Researchers at Google Research introduce "Muse," a Transformer-based generative image AI that produces images on par with current models but is said to be "significantly more efficient" than existing diffusion models such as Stable Diffusion and DALL-E 2 or autoregressive models such as Google Parti.

Similar quality, but much faster

Muse performs equally well as Stable Diffusion 1.4 and Google's in-house competitors Parti-3B and Imagen in terms of quality, variety, and text alignment of generated images.

Comparison of prompts and the generated images between Muse, Imagen, and DALL-E 2. | Image: Google Research

However, Muse is significantly faster. With a generation time of 1.3 seconds per image (512 x 512), the image AI clearly outperforms the fastest image AI system, Stable Diffusion 1.4, with 3.7 seconds.

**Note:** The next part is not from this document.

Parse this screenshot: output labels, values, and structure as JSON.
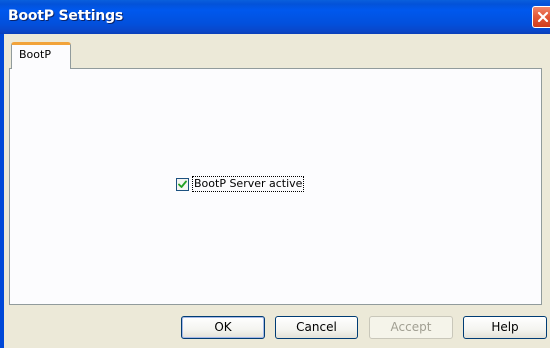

Google's image AI Muse is said to generate AI images significantly faster than existing systems at the same quality. | Image: Google Research

The team achieved the speed advantage using a compressed discrete latent space and parallel decoding. For text comprehension, it uses a frozen T5 language model that is pre-trained on text-to-text tasks. According to the team, Muse fully processes a text prompt rather than focusing only on particularly salient words.

Compared to pixel-space diffusion models, such as Imagen and DALL-E 2, Muse is significantly more efficient due to the use of discrete tokens and requiring fewer sampling iterations; compared to autoregressive models, such as Parti, Muse is more efficient due to the use of parallel decoding. The use of a pre-trained LLM enables fine-grained language understanding, translating to high-fidelity image generation and the understanding of visual concepts such as objects, their spatial relationships, pose, cardinality etc

From the paper

The new architecture enables a range of image editing applications without additional fine-tuning or inversion of the model. Within an image, objects can be replaced or modified by prompt alone, without masking.

Muse's image processing modes, which the model enables without any fine-tuning. | Image: Google Research

In an evaluation by human testers, Muse's images were rated as better suited to text input than those of Stable Diffusion 1.4 in around 70 percent of cases.

In human evaluations, Muse performed better than Stable Diffusion 1.4. | Image: Google Research

Muse is also said to be above average at incorporating predefined words into images, such as a T-shirt that says "Carpe Diem". In addition, Muse is said to be precise in composition, i.e. it displays predefined image elements in the prompt in more exact numbers, positions, and colors. This often doesn't work with current image AI systems.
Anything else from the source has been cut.